Si chiama Villa Palagonia ma la chiamano “villa dei mostri”. Continua a leggere per vedere il video e conoscere la storia…

Una schiera di statue di mostri deformi e animali dall’aspetto inquietante sono le maggiori attrazioni della Villa Palagonia. La prestigiosa residenza si trova nel centro di Bagheria, nel palermitano.

Il grandioso e prestigioso edificio venne fatto costruire a partire dal 1715 da Ferdinando Francesco I Gravina Cruyllas, principe di Palagonia. Il giardino nel corso del secolo scorso è stato ridotto con l’urbanizzazione del centro di Bagheria. Oggi resta la parte principale della residenza che è meta di numerosi turisti.

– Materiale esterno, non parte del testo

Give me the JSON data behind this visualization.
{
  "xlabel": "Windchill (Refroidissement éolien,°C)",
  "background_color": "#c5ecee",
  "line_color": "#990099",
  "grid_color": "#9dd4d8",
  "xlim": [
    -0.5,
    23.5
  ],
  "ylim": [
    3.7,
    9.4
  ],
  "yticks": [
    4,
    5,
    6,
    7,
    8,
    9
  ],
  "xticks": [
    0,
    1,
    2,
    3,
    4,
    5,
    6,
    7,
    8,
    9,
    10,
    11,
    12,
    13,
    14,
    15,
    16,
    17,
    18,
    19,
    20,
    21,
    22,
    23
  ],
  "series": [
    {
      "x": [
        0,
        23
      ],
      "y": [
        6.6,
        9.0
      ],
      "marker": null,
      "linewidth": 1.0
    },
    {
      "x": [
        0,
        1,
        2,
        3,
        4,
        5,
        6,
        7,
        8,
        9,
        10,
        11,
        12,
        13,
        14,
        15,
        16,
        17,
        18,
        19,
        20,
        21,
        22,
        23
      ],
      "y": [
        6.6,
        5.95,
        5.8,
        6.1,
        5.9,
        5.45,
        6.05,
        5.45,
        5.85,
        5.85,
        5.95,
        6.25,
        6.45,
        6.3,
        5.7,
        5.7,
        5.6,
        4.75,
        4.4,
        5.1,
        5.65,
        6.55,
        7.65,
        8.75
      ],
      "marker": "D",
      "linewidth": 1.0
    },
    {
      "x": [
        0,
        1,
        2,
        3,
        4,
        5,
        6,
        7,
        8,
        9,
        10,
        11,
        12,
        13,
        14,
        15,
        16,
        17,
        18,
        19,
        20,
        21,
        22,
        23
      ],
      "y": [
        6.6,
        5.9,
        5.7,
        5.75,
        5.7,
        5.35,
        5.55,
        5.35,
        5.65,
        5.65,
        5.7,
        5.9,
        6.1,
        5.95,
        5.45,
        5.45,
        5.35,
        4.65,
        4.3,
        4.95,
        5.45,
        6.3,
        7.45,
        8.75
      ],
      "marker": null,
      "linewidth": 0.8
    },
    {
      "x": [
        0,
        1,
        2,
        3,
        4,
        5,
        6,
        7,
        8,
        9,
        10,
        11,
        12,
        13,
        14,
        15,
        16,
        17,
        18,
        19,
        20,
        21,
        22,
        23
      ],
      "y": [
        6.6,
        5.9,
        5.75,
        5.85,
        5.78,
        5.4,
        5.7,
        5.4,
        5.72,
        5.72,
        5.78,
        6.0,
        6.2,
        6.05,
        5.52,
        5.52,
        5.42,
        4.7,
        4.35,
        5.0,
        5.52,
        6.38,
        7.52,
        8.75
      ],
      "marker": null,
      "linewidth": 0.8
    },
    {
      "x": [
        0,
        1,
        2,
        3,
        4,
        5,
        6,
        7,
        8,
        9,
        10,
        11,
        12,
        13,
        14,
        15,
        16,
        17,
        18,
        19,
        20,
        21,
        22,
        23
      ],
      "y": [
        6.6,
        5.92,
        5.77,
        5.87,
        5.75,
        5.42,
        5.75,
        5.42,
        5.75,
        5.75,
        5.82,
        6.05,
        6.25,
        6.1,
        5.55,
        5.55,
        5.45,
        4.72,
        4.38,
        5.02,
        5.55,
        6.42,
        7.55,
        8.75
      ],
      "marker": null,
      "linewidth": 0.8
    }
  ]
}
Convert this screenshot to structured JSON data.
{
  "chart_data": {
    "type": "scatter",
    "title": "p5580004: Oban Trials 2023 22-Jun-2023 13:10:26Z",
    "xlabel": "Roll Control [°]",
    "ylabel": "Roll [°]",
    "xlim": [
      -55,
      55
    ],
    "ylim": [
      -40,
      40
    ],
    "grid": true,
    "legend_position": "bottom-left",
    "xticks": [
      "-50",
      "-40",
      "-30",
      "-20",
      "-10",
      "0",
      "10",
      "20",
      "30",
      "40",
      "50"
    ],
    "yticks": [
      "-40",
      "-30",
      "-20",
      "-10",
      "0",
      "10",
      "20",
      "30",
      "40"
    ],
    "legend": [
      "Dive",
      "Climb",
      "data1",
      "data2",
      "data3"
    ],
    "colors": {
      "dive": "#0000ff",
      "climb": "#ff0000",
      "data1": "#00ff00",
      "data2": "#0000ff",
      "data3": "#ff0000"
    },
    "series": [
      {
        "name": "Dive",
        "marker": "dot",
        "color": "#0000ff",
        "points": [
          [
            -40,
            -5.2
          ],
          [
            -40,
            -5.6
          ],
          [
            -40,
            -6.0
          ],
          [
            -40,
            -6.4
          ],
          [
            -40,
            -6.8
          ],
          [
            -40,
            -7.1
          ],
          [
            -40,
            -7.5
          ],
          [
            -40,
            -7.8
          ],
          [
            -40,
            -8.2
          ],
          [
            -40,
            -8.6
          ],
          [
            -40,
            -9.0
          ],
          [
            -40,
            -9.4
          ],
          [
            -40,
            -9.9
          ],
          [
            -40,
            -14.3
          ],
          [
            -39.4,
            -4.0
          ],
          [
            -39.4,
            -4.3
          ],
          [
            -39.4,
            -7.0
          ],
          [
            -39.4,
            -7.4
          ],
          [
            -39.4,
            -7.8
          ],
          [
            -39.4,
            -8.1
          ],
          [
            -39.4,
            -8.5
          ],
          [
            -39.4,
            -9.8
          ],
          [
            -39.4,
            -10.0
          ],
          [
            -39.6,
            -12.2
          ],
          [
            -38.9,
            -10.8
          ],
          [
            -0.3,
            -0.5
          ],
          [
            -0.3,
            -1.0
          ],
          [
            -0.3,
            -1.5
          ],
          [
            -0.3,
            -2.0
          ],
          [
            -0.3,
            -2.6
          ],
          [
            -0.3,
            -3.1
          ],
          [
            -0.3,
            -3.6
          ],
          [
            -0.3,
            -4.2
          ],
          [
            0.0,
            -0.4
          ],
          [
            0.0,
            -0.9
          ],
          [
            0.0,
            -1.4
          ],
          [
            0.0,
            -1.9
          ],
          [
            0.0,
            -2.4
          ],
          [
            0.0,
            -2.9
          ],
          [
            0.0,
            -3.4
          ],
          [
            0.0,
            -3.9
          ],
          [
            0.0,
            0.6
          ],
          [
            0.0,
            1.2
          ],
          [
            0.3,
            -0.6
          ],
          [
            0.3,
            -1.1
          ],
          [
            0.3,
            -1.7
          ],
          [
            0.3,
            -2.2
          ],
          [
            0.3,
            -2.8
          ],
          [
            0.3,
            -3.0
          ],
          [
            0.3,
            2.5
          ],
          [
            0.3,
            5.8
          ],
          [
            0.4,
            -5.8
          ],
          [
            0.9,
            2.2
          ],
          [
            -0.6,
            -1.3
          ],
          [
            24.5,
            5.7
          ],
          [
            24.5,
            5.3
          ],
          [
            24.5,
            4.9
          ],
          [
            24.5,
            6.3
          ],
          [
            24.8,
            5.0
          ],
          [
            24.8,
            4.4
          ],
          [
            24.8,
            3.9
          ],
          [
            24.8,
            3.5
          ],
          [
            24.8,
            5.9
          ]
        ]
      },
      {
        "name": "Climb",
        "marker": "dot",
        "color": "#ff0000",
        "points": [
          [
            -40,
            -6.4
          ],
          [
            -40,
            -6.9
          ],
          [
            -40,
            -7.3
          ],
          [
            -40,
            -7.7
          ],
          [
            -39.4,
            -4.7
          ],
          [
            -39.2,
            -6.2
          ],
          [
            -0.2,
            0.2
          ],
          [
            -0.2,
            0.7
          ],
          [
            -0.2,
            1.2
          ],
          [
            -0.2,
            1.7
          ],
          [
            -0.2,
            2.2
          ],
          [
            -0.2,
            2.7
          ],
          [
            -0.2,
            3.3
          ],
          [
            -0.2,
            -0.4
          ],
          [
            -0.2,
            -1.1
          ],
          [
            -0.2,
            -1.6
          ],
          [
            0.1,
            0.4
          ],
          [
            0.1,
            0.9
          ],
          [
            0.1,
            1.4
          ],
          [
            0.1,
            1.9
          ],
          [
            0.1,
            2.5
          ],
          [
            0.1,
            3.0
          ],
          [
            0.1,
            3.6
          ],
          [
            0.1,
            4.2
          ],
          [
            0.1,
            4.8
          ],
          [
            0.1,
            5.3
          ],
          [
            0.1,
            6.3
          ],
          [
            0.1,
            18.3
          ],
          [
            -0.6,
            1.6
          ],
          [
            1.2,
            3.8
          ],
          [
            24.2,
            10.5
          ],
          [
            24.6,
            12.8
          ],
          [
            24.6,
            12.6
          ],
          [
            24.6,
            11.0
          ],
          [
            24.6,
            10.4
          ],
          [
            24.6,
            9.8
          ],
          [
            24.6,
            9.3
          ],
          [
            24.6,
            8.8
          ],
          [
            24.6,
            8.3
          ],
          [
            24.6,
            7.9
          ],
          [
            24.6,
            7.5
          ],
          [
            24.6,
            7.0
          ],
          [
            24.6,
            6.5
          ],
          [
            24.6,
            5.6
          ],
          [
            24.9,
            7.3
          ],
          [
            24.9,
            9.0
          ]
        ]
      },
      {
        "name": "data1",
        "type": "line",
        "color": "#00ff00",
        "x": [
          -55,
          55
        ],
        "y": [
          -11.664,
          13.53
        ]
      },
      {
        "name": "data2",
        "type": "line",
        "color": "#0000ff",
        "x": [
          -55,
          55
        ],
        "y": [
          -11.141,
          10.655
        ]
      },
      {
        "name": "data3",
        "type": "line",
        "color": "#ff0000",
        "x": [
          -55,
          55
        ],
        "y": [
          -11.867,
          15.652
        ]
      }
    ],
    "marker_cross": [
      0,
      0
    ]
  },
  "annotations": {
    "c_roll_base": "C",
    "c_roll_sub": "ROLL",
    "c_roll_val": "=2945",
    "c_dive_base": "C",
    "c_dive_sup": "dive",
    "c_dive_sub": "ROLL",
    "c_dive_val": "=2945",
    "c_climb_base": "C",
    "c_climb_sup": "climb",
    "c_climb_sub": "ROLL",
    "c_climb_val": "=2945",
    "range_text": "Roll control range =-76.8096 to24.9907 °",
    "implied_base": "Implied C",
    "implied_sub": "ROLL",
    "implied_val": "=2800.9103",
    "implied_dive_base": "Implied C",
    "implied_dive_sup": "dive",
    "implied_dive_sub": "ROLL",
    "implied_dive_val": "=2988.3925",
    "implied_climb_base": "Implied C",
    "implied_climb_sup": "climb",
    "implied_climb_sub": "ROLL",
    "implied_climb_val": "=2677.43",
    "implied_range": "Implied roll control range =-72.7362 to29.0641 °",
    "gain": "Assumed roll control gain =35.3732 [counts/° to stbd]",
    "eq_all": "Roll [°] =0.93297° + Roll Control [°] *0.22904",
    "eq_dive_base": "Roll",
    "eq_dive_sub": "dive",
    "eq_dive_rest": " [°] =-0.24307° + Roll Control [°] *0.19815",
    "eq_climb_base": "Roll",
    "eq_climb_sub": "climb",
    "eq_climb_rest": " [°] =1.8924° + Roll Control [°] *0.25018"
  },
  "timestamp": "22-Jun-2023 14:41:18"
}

La villa attira i visitatori in particolare le la presenza nel muro di confine del giardino di una schiera di statue di mostri deformi e animali dall’aspetto “inquietante”. Le statue erano inizialmente duecento; oggi sono diventate sessantadue e attualmente costituiscono una delle principali attrazioni della villa.

La nascita della Villa Palagonia

A commissionare le statue fu  l’omonimo nipote del principe, Ferdinando Francesco II, soprannominato “il negromante”. Tra gli i visitatori illustri della villa Goethe il quale rimase talmente colpito dalla rtesidenza da coniare un neologismo: “pallagonico”, ovvero di un’opera deforme, folle e caotica.
Sulle mostruose statue sono state tramandate per secoli numerose leggende. Scopri la storia nel video realizzato dall’emittente televisiva OndaTv visibile in Sicilia sul canale 85 e in streaming su

Villa Palagonia, grazie ai suoi fantastiche architetture, il viale di ingresso è sormontato da un arco trionfale e le stanze uniche, servì da location per alcune scene del film Il Mafioso di Alberto Lattuada con Alberto Sordi (1962), Il regista di matrimoni di Marco Bellocchio con Sergio Castellitto (2006) e Baarìa di Giuseppe Tornatore (2009).

Oggi, a distanza di oltre un secolo dall’estinzione della famiglia dei principi Palagonia, la villa è di proprietà di privati ed è aperta al pubblico dietro il pagamento di un biglietto di ingresso il cui ricavato serve per mantenere il sito e non disperdere un patrimonio di cosi grande interesse storico culturale.